Alice Harikalar Diyarında'daki görsel efektler Avatar'ın kalitesine yakın değildi, aynı zamanda herhangi bir Hollywood filmi için inanılmaz derecede tutarsızdı. Kırmızı Kraliçe'nin sarayındaki kurbağalar gibi bazı durumlarda, görsel efektler oldukça ilginç ve inandırıcıydı. Ancak diğer durumlarda, büyük kötü Jabberwocky de dahil olmak üzere, film kötü işlenmiş bir video oyunu gibi görünüyordu.

Üstelik, filmin görsel tonu, Lewis Carroll'un asit-trip romanlarında veya 1951'deki Disney animasyon filminde anlatılan kadar büyüleyici değildi. Her şey oldukça kasvetli görünüyordu, özellikle ilginç değildi ve harika olmaktan uzak.

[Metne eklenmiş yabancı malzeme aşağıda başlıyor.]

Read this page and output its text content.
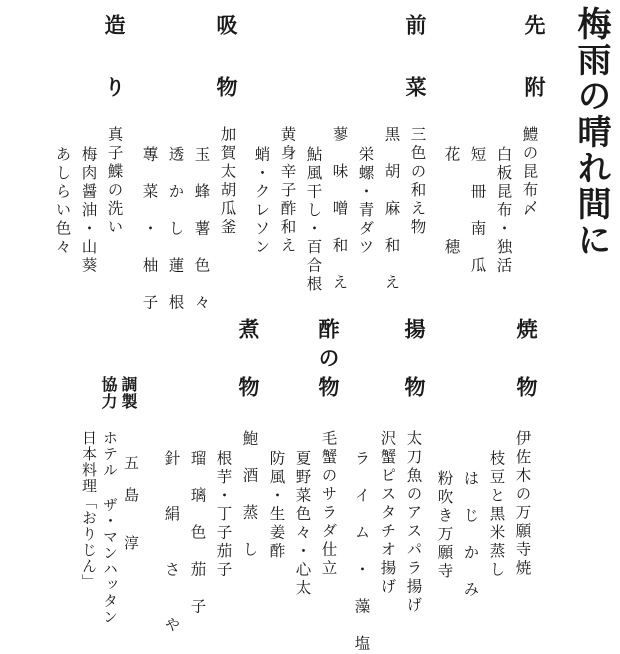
梅雨の晴れ間に
先
附
鱧の昆布〆
白板昆布・独活
短　冊　南　瓜
花　　　　穂
前
菜
三色の和え物
黒　胡　麻　和　え
栄螺・青ダツ
蓼　味　噌　和　え
鮎風干し・百合根
黄身辛子酢和え
蛸・クレソン
吸
物
加賀太胡瓜釜
玉　蜂　薯　色　々
透　か　し　蓮　根
蓴　菜　・　柚　子
造
り
真子鰈の洗い
梅肉醤油・山葵
あしらい色々
焼
物
伊佐木の万願寺焼
枝豆と黒米蒸し
は　じ　か　み
粉吹き万願寺
揚
物
太刀魚のアスパラ揚げ
沢蟹ピスタチオ揚げ
ラ　イ　ム　・　藻　塩
酢
の
物
毛蟹のサラダ仕立
夏野菜色々・心太
防風・生姜酢
煮
物
鮑　酒　蒸　し
根芋・丁子茄子
瑠　璃　色　茄　子
針　　絹　　さ　　や
調製
協力
五　島　　淳
ホテル ザ・マンハッタン
日本料理「おりじん」
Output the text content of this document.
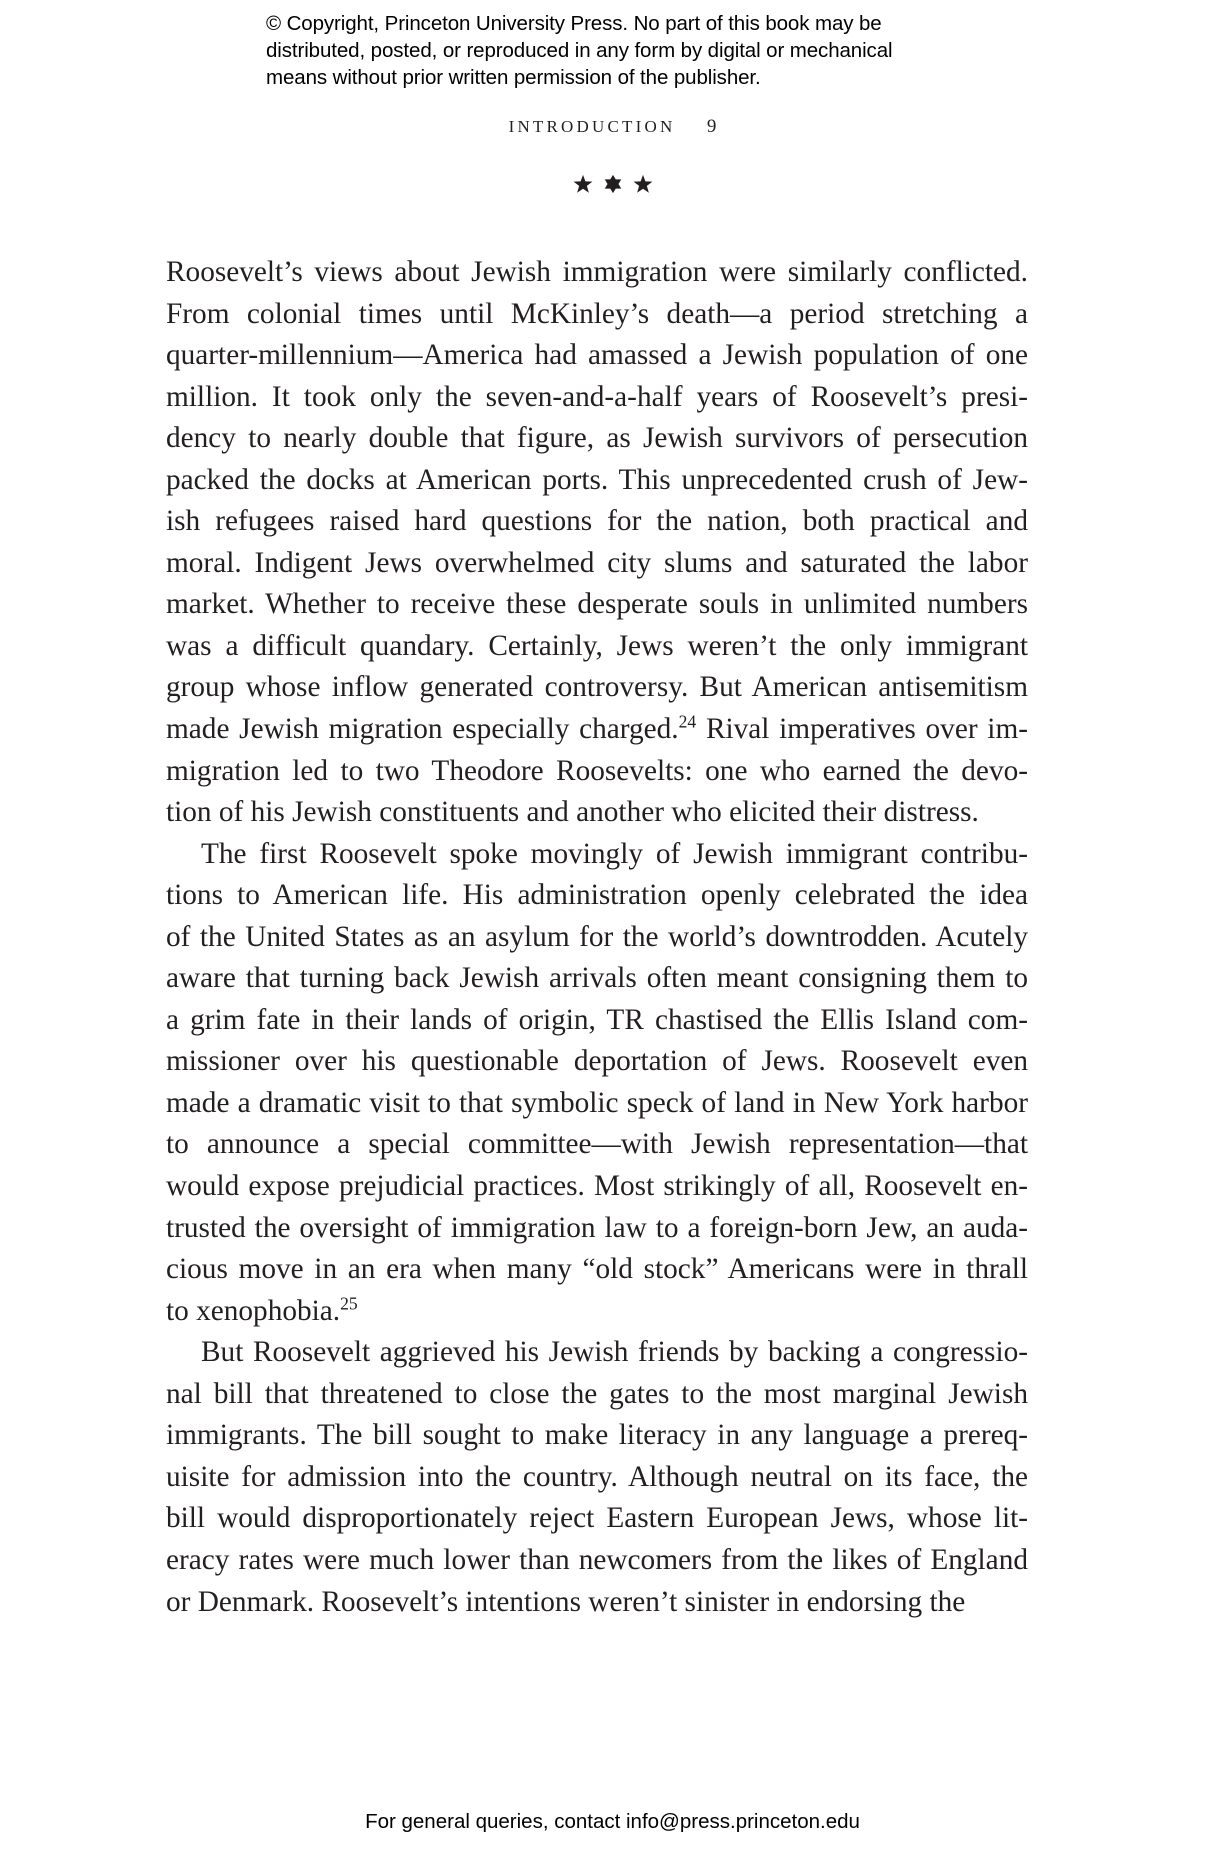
© Copyright, Princeton University Press. No part of this book may be
distributed, posted, or reproduced in any form by digital or mechanical
means without prior written permission of the publisher.
INTRODUCTION 9
Roosevelt’s views about Jewish immigration were similarly conflicted.
From colonial times until McKinley’s death—a period stretching a
quarter-millennium—America had amassed a Jewish population of one
million. It took only the seven-and-a-half years of Roosevelt’s presi-
dency to nearly double that figure, as Jewish survivors of persecution
packed the docks at American ports. This unprecedented crush of Jew-
ish refugees raised hard questions for the nation, both practical and
moral. Indigent Jews overwhelmed city slums and saturated the labor
market. Whether to receive these desperate souls in unlimited numbers
was a difficult quandary. Certainly, Jews weren’t the only immigrant
group whose inflow generated controversy. But American antisemitism
made Jewish migration especially charged.$^{24}$ Rival imperatives over im-
migration led to two Theodore Roosevelts: one who earned the devo-
tion of his Jewish constituents and another who elicited their distress.
The first Roosevelt spoke movingly of Jewish immigrant contribu-
tions to American life. His administration openly celebrated the idea
of the United States as an asylum for the world’s downtrodden. Acutely
aware that turning back Jewish arrivals often meant consigning them to
a grim fate in their lands of origin, TR chastised the Ellis Island com-
missioner over his questionable deportation of Jews. Roosevelt even
made a dramatic visit to that symbolic speck of land in New York harbor
to announce a special committee—with Jewish representation—that
would expose prejudicial practices. Most strikingly of all, Roosevelt en-
trusted the oversight of immigration law to a foreign-born Jew, an auda-
cious move in an era when many “old stock” Americans were in thrall
to xenophobia.$^{25}$
But Roosevelt aggrieved his Jewish friends by backing a congressio-
nal bill that threatened to close the gates to the most marginal Jewish
immigrants. The bill sought to make literacy in any language a prereq-
uisite for admission into the country. Although neutral on its face, the
bill would disproportionately reject Eastern European Jews, whose lit-
eracy rates were much lower than newcomers from the likes of England
or Denmark. Roosevelt’s intentions weren’t sinister in endorsing the
For general queries, contact info@press.princeton.edu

Bir hayal kırıklığı hakkında konuşun.

Performans Yıldızdan Daha Azdı

Alice Harikalar Diyarında bazı ilham verici oyuncu seçimleri ve her yönüyle etkileyici bir oyuncu kadrosu olsa da, yeteneklerinin hiçbirini iyi kullanmıyor. Bu belki de Kızıl Kraliçe olarak kuşkusuz zirvede olan ama tam olarak Kızıl Kraliçe'nin yapmasını beklediğiniz şeyi yapan Helena Bonham Carter dışında. Merhum Alan Rickman, Stephen Fry ve Timothy Spall gibi yetenekler olan seslendirme sanatçıları bile yeterince kullanılmadı ve sakinleştirici seslerinden başka bir şey eklemediler.

Ama canlı aksiyon oyuncuları en kötü durumdaydı. Anne Hathaway, Beyaz Kraliçe rolünde düpedüz sinir bozucuydu ve acı verici bir şekilde tek boyutluydu. Aynısı Alice için de geçerli, Mia Wasikowska. Ama Johnny Depp en büyük hayal kırıklığıydı.

Johnny, performans açısından kariyerinin en düşük noktasına ulaşmış gibi görünüyordu. Senaryo, karakterin gizemine ustaca dalmak için hiçbir şey yapmadı. Ve kesinlikle olabilirdi, sadece Disney'in ilk Karayip Korsanları filmine bakın. Bu büyük bir gişe rekorları kıran bir filmdi ama Johnny'nin onunla gerçekten muhteşem bir şey yapmasına izin verdi… Ne de olsa ona bir Oscar adaylığı kazandırdı.

Ancak kimse Johnny'nin performansını senaryoya veya yönetmene yükleyemez. Yaptığı her seçim abartılı bir seçimdi ve insanlık ya da entrika yolunda pek bir şey göstermiyordu. Alice Harikalar Diyarında'dan beri, Johnny için durum böyle görünüyor. İnsanların ona aşık olmasına neden olan oyunculuk tarzına geri dönmesini umuyoruz.

Bütün bu nedenlerle (ve muhtemelen daha fazla) Johnny Depp ve Tim Burton'ın Alice Harikalar Diyarında filmi insanların ağzında kötü bir tat bırakarak, ilk başta desteklemek için çıktıkları filmi unutmalarına ve devam filmini bırakmalarına neden oldu. takip edildi.